Andy Chen, the CEO of Tidal’s parent group Aspiro, acquired by Jay Z in February, is being replaced. The interim successor is former CEO Peter Tonstad, who has been with the company since 2010. In a statement, Tonstad says:
I believe in Tidal and what the team is doing to affect the change the music industry needs. We’re streamlining the company and refocusing our resources to ensure the platform continues to grow, and listeners can make a connection to their favorite artists. No one else is doing this.
At the moment, very few people share his faith. Artists including Mumford & Sons, Steve Albini, and Ben Gibbard have all been publicly critical of Tidal and its high-profile shareholders’ plea for $20 a month for “lossless sound.” It’s the steepest price on the streaming market, and when the wealthiest pop stars in the world ask fans to pay more money for something that, in other quarters, is offered for much less, there’s bound to be tension and ridicule.
Tidal clearly has an elitism problem, one that Jay Z has been trying to mitigate by calling random people to thank them for using the service he launched in March.
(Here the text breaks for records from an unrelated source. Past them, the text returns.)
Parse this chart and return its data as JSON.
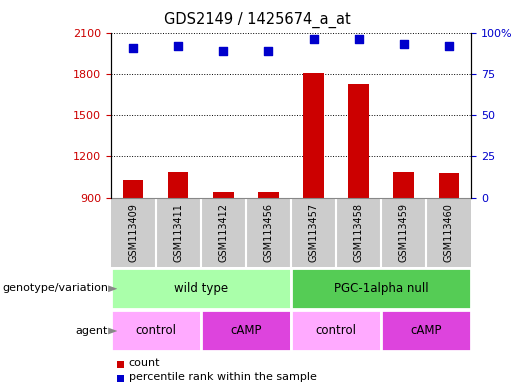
{
  "title": "GDS2149 / 1425674_a_at",
  "samples": [
    "GSM113409",
    "GSM113411",
    "GSM113412",
    "GSM113456",
    "GSM113457",
    "GSM113458",
    "GSM113459",
    "GSM113460"
  ],
  "counts": [
    1030,
    1090,
    940,
    945,
    1810,
    1730,
    1085,
    1080
  ],
  "percentile_ranks": [
    91,
    92,
    89,
    89,
    96,
    96,
    93,
    92
  ],
  "ylim_left": [
    900,
    2100
  ],
  "ylim_right": [
    0,
    100
  ],
  "yticks_left": [
    900,
    1200,
    1500,
    1800,
    2100
  ],
  "yticks_right": [
    0,
    25,
    50,
    75,
    100
  ],
  "bar_color": "#cc0000",
  "dot_color": "#0000cc",
  "genotype_groups": [
    {
      "label": "wild type",
      "start": 0,
      "end": 4,
      "color": "#aaffaa"
    },
    {
      "label": "PGC-1alpha null",
      "start": 4,
      "end": 8,
      "color": "#55cc55"
    }
  ],
  "agent_groups": [
    {
      "label": "control",
      "start": 0,
      "end": 2,
      "color": "#ffaaff"
    },
    {
      "label": "cAMP",
      "start": 2,
      "end": 4,
      "color": "#dd44dd"
    },
    {
      "label": "control",
      "start": 4,
      "end": 6,
      "color": "#ffaaff"
    },
    {
      "label": "cAMP",
      "start": 6,
      "end": 8,
      "color": "#dd44dd"
    }
  ],
  "legend_count_label": "count",
  "legend_percentile_label": "percentile rank within the sample",
  "genotype_label": "genotype/variation",
  "agent_label": "agent",
  "bar_color_legend": "#cc0000",
  "dot_color_legend": "#0000cc",
  "tick_color_left": "#cc0000",
  "tick_color_right": "#0000cc",
  "sample_box_color": "#cccccc",
  "sample_box_border": "#999999"
}
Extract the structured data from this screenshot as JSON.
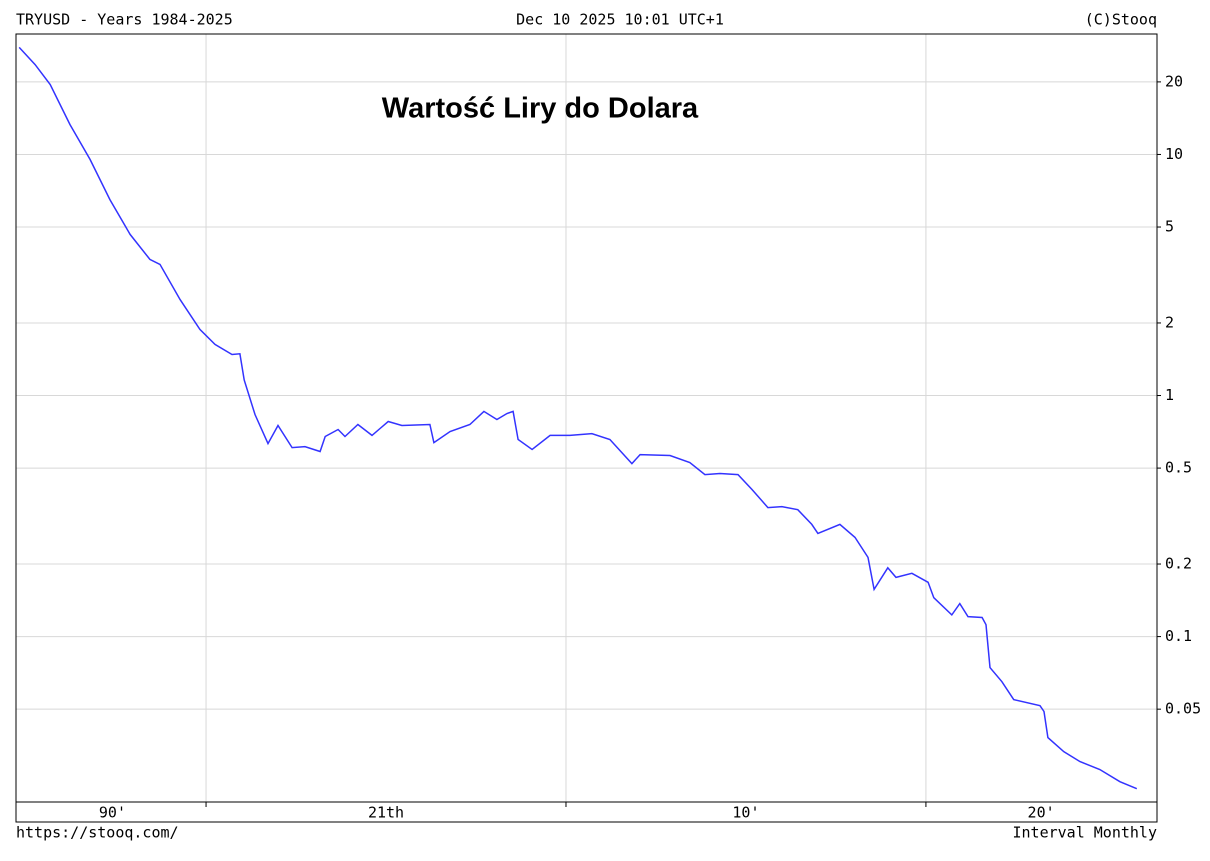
{
  "header": {
    "left": "TRYUSD - Years 1984-2025",
    "center": "Dec 10 2025 10:01 UTC+1",
    "right": "(C)Stooq"
  },
  "footer": {
    "left": "https://stooq.com/",
    "right": "Interval Monthly"
  },
  "chart_data": {
    "type": "line",
    "title": "Wartość Liry do Dolara",
    "x": [
      1994.81,
      1995.25,
      1995.67,
      1996.22,
      1996.78,
      1997.33,
      1997.89,
      1998.44,
      1998.72,
      1999.28,
      1999.83,
      2000.25,
      2000.72,
      2000.94,
      2001.06,
      2001.36,
      2001.72,
      2002.0,
      2002.39,
      2002.75,
      2003.17,
      2003.31,
      2003.67,
      2003.86,
      2004.22,
      2004.61,
      2005.06,
      2005.44,
      2006.22,
      2006.33,
      2006.78,
      2007.33,
      2007.72,
      2008.08,
      2008.36,
      2008.53,
      2008.67,
      2009.06,
      2009.56,
      2010.11,
      2010.72,
      2011.22,
      2011.83,
      2012.06,
      2012.89,
      2013.44,
      2013.86,
      2014.28,
      2014.78,
      2015.17,
      2015.61,
      2016.0,
      2016.44,
      2016.83,
      2017.0,
      2017.61,
      2018.03,
      2018.39,
      2018.56,
      2018.94,
      2019.17,
      2019.61,
      2020.06,
      2020.22,
      2020.72,
      2020.94,
      2021.17,
      2021.56,
      2021.67,
      2021.78,
      2022.11,
      2022.44,
      2023.17,
      2023.28,
      2023.39,
      2023.83,
      2024.28,
      2024.83,
      2025.39,
      2025.86
    ],
    "values": [
      27.8,
      23.6,
      19.5,
      13.3,
      9.53,
      6.5,
      4.66,
      3.67,
      3.5,
      2.5,
      1.88,
      1.63,
      1.48,
      1.49,
      1.16,
      0.834,
      0.632,
      0.751,
      0.608,
      0.614,
      0.586,
      0.676,
      0.723,
      0.676,
      0.758,
      0.683,
      0.78,
      0.751,
      0.758,
      0.638,
      0.709,
      0.758,
      0.859,
      0.795,
      0.842,
      0.859,
      0.657,
      0.597,
      0.683,
      0.683,
      0.695,
      0.657,
      0.522,
      0.569,
      0.564,
      0.527,
      0.47,
      0.475,
      0.47,
      0.407,
      0.343,
      0.346,
      0.336,
      0.292,
      0.268,
      0.292,
      0.258,
      0.213,
      0.157,
      0.193,
      0.176,
      0.183,
      0.168,
      0.145,
      0.123,
      0.137,
      0.121,
      0.12,
      0.112,
      0.0744,
      0.065,
      0.0548,
      0.0517,
      0.0489,
      0.0381,
      0.0333,
      0.0303,
      0.0281,
      0.025,
      0.0234
    ],
    "color": "#3333ff",
    "xlim": [
      1994.72,
      2026.42
    ],
    "xticks": [
      2000,
      2010,
      2020
    ],
    "xtick_labels": [
      {
        "value": 1997.4,
        "label": "90'"
      },
      {
        "value": 2005,
        "label": "21th"
      },
      {
        "value": 2015,
        "label": "10'"
      },
      {
        "value": 2023.2,
        "label": "20'"
      }
    ],
    "ylim": [
      0.0206,
      31.6
    ],
    "yticks": [
      20,
      10,
      5,
      2,
      1,
      0.5,
      0.2,
      0.1,
      0.05
    ],
    "log_scale": true,
    "grid": true
  }
}
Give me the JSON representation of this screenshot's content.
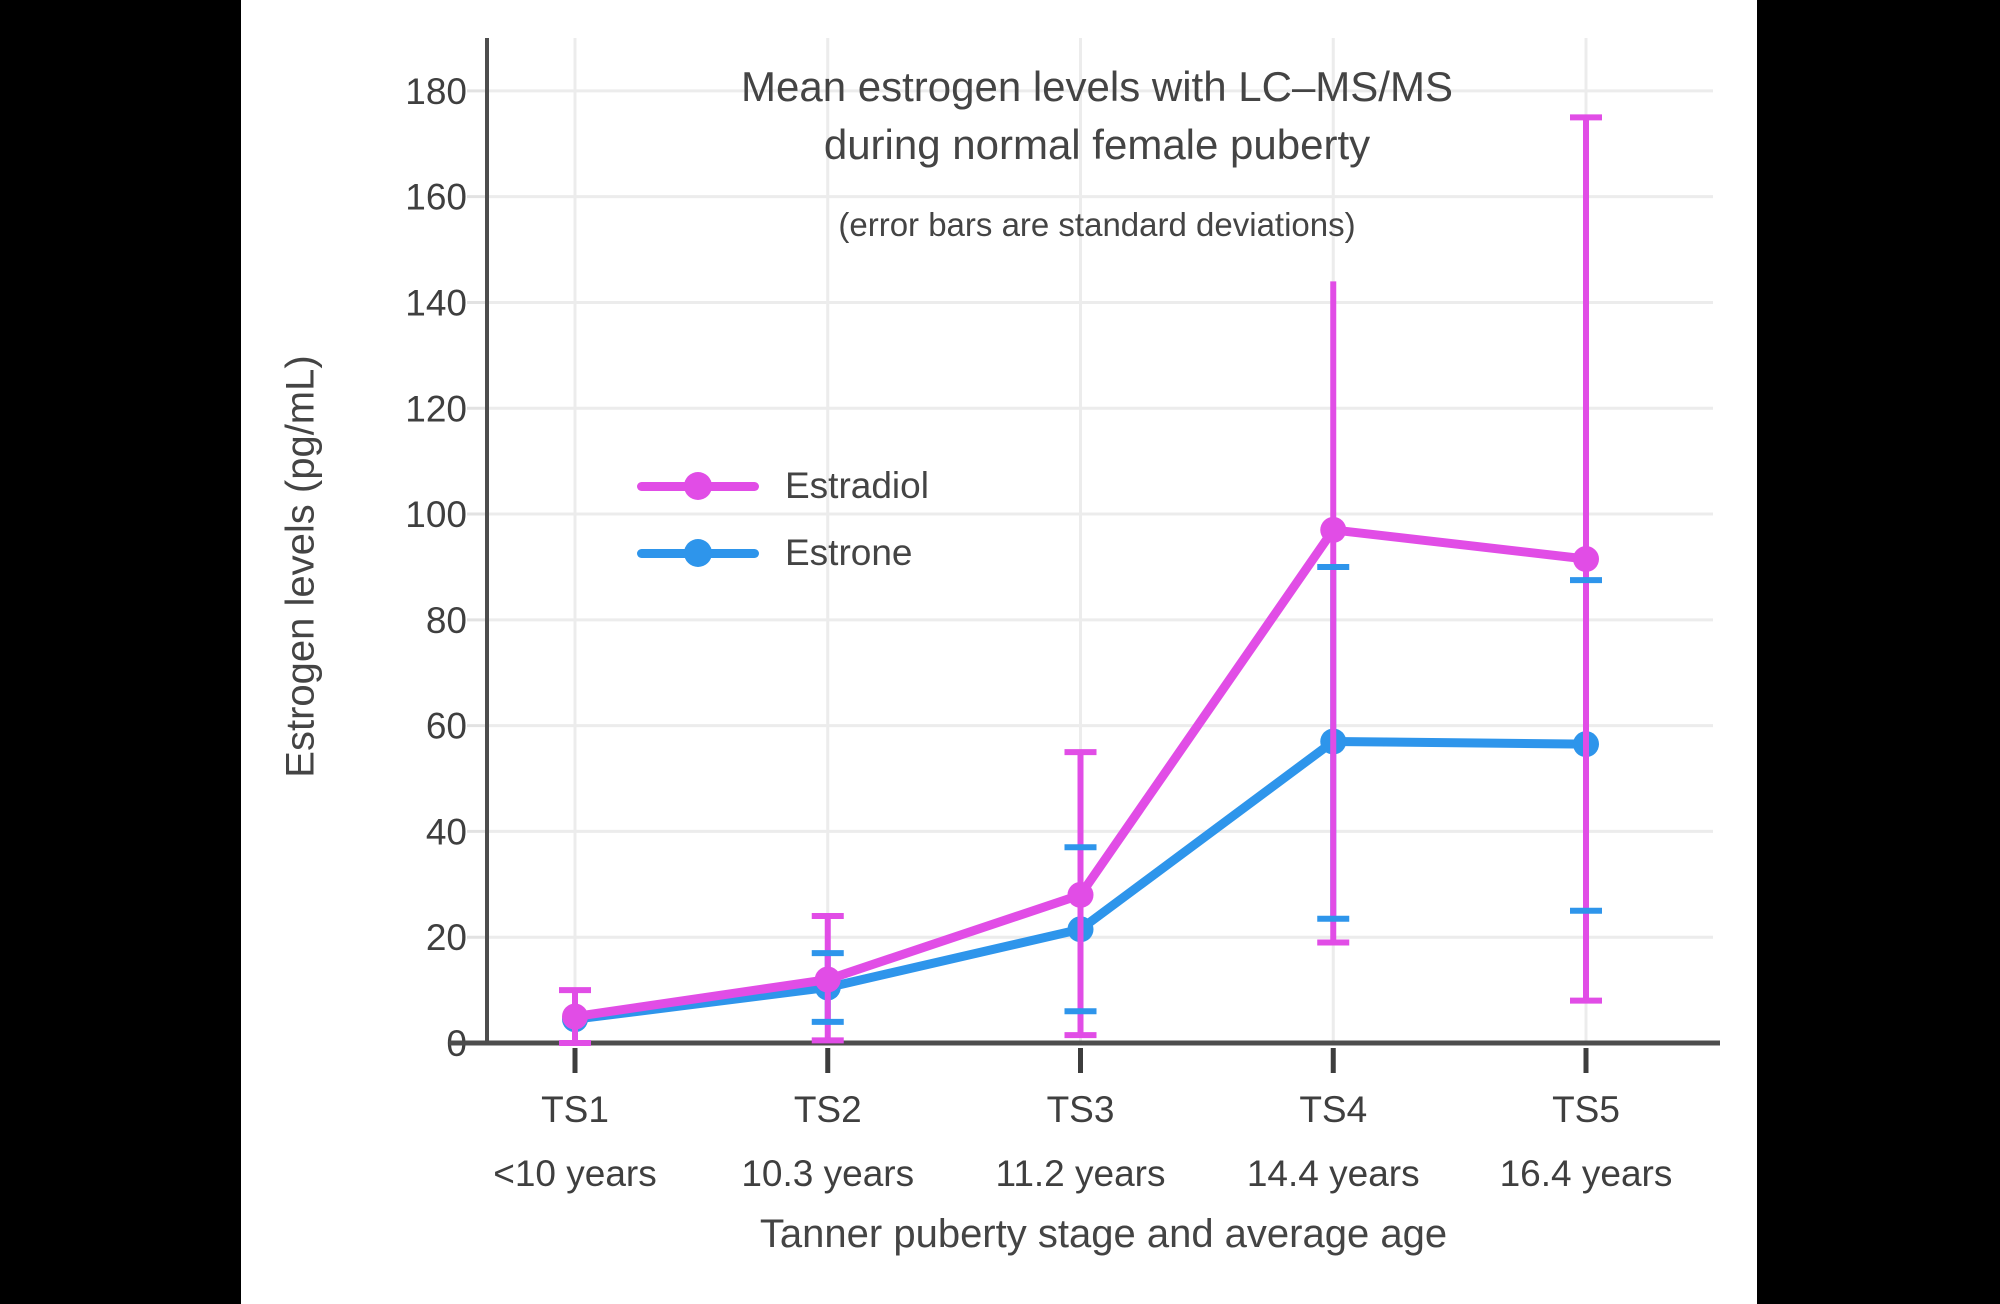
{
  "page": {
    "letterbox_color": "#000000",
    "canvas_color": "#FFFFFF",
    "text_color": "#444444",
    "grid_color": "#ECECEC",
    "axis_color": "#4D4D4D"
  },
  "chart_data": {
    "type": "line",
    "title_line1": "Mean estrogen levels with LC–MS/MS",
    "title_line2": "during normal female puberty",
    "subtitle": "(error bars are standard deviations)",
    "xlabel": "Tanner puberty stage and average age",
    "ylabel": "Estrogen levels (pg/mL)",
    "categories": [
      "TS1",
      "TS2",
      "TS3",
      "TS4",
      "TS5"
    ],
    "category_ages": [
      "<10 years",
      "10.3 years",
      "11.2 years",
      "14.4 years",
      "16.4 years"
    ],
    "y_ticks": [
      0,
      20,
      40,
      60,
      80,
      100,
      120,
      140,
      160,
      180
    ],
    "ylim": [
      0,
      190
    ],
    "grid": true,
    "legend_position": "inside-upper-left",
    "series": [
      {
        "name": "Estradiol",
        "color": "#E14DE6",
        "values": [
          5,
          12,
          28,
          97,
          91.5
        ],
        "error_low": [
          0,
          0.5,
          1.5,
          19,
          8
        ],
        "error_high": [
          10,
          24,
          55,
          144,
          175
        ],
        "error_high_cap": [
          true,
          true,
          true,
          false,
          true
        ],
        "error_low_cap": [
          true,
          true,
          true,
          true,
          true
        ]
      },
      {
        "name": "Estrone",
        "color": "#2E95EB",
        "values": [
          4.5,
          10.5,
          21.5,
          57,
          56.5
        ],
        "error_low": [
          null,
          4,
          6,
          23.5,
          25
        ],
        "error_high": [
          null,
          17,
          37,
          90,
          87.5
        ],
        "error_high_cap": [
          false,
          true,
          true,
          true,
          true
        ],
        "error_low_cap": [
          false,
          true,
          true,
          true,
          true
        ]
      }
    ]
  }
}
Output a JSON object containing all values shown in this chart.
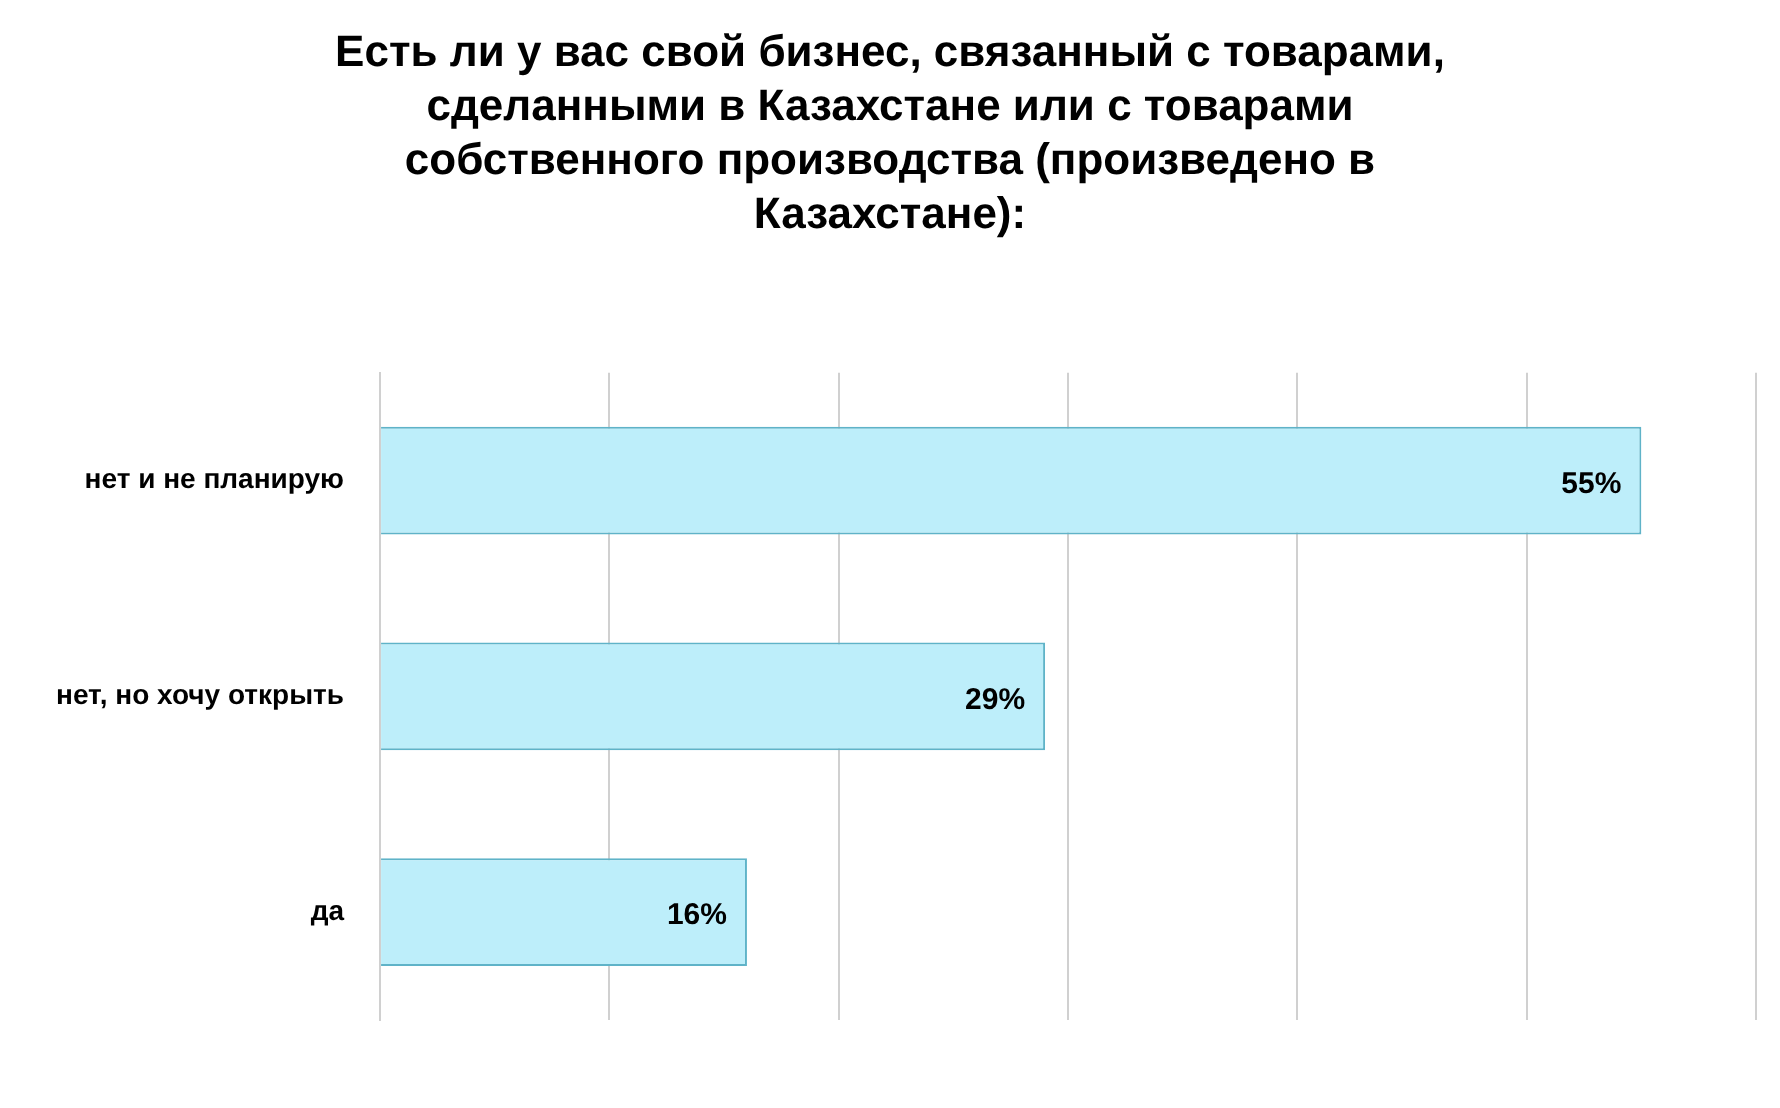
{
  "chart_data": {
    "type": "bar",
    "orientation": "horizontal",
    "title": "Есть ли у вас свой бизнес, связанный с товарами, сделанными в Казахстане или с товарами собственного производства (произведено в Казахстане):",
    "categories": [
      "нет и не планирую",
      "нет, но хочу открыть",
      "да"
    ],
    "values": [
      55,
      29,
      16
    ],
    "color": "#bdeefa",
    "data_labels": true,
    "value_labels": [
      "55%",
      "29%",
      "16%"
    ],
    "xlim": [
      0,
      60
    ],
    "xticks": [
      {
        "value": 0,
        "label": null
      },
      {
        "value": 10,
        "label": null
      },
      {
        "value": 20,
        "label": null
      },
      {
        "value": 30,
        "label": null
      },
      {
        "value": 40,
        "label": null
      },
      {
        "value": 50,
        "label": null
      },
      {
        "value": 60,
        "label": null
      }
    ],
    "grid": "x",
    "tick_labels": "y",
    "legend": false
  }
}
It’s not that surprising that Chen is being replaced. In February, he told The Verge that “this service is not for everybody,” a comment that probably doesn’t sit well with consumers who care very little about CD-quality sound versus the lower bitrate offered by Spotify and other competitors. If Tidal wants to survive, it needs people to subscribe to both its $10 tier and its $20 tier. It needs “everybody.”
Tidal has denied that Chen was dismissed, calling those reports “incorrect.” Still, it’s apparent that the company will need to address some major identity issues if it wants to compete in what is turning into a very crowded, very competitive market. Both Apple and Google are set to launch streaming services later this year.